The problem says: Find a $\delta$ such that $|f(x)-l| < \epsilon$ for all x satisfying $0 < |x-a| < \delta$ when $f(x) = x^4; l = a^4$.
What I did so far was $|x^4-a^4| < \epsilon$ so $|x^2+a^2||x+a||x-a| < \epsilon$ which means $|x-a|< {\epsilon\over{|x+a||x^2+a^2|}}$. I could make $|x-a|<1$ for convenience and say that $|x|-|a| \le |x-a| \lt 1 \rightarrow |x| < |a| + 1$.
Using $|x-a|< {\epsilon\over{|x+a||x^2+a^2|}}$ with $|x| < |a| + 1$, $|x-a| < {\epsilon\over{|(|a| + 1)+a||(|a| + 1)^2+a^2|}}$ so I can say $\delta = min(1,{\epsilon\over{|(|a| + 1)+a||(|a| + 1)^2+a^2|}})$.

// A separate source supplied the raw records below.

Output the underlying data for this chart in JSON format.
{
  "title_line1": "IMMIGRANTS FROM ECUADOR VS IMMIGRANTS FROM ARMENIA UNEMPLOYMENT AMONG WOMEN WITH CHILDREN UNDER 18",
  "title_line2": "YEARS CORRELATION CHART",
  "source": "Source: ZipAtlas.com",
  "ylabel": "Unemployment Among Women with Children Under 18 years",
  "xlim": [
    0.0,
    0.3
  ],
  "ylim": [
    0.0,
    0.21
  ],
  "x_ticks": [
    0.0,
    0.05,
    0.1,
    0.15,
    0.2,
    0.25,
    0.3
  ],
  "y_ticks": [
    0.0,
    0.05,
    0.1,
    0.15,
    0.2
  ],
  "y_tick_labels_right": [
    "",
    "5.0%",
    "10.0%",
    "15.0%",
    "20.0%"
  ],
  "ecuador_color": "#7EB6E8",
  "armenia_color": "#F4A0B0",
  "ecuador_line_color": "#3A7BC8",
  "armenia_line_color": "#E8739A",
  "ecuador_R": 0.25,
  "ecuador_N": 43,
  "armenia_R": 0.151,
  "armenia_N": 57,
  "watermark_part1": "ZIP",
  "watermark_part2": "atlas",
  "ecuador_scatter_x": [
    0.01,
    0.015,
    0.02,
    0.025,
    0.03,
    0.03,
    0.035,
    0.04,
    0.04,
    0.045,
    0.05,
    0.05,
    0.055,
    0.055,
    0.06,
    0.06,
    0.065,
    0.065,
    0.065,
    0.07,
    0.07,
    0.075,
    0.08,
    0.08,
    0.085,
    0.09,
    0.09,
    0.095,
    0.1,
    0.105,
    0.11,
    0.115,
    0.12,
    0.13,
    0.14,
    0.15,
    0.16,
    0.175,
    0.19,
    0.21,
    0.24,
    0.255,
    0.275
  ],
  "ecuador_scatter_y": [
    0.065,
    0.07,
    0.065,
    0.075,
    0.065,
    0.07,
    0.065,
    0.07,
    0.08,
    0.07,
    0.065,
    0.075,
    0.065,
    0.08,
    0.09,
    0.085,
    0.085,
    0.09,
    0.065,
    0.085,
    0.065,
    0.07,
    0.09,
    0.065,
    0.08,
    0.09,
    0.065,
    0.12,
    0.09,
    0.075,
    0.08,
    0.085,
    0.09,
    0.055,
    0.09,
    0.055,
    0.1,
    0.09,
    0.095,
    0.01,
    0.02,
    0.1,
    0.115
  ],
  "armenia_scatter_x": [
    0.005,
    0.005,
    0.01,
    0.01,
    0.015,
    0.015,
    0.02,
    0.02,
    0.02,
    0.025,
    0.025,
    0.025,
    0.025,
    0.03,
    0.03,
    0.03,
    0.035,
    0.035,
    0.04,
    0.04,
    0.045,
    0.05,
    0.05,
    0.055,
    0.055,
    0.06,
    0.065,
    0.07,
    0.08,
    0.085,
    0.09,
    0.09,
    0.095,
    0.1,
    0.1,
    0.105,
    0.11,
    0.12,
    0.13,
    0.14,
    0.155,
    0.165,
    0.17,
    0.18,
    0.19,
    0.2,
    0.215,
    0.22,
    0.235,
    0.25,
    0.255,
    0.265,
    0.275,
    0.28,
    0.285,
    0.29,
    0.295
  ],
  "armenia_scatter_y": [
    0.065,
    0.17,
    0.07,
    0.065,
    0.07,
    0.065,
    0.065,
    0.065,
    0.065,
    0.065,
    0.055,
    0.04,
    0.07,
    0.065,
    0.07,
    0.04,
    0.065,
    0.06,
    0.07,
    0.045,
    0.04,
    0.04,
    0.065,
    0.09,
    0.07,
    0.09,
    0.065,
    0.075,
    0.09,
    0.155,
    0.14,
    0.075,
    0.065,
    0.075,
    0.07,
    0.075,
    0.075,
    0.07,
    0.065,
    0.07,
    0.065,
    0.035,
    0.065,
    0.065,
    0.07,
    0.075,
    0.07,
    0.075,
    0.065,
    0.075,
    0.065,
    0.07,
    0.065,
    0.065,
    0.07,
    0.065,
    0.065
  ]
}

Is this correct? I feel like I did something wrong with the inequalities when combining $|x-a|< {\epsilon\over{|x+a||x^2+a^2|}}$ with $|x| < |a| + 1$. Please correct me if I'm wrong and give me hints because if this doesn't work, I'm lost.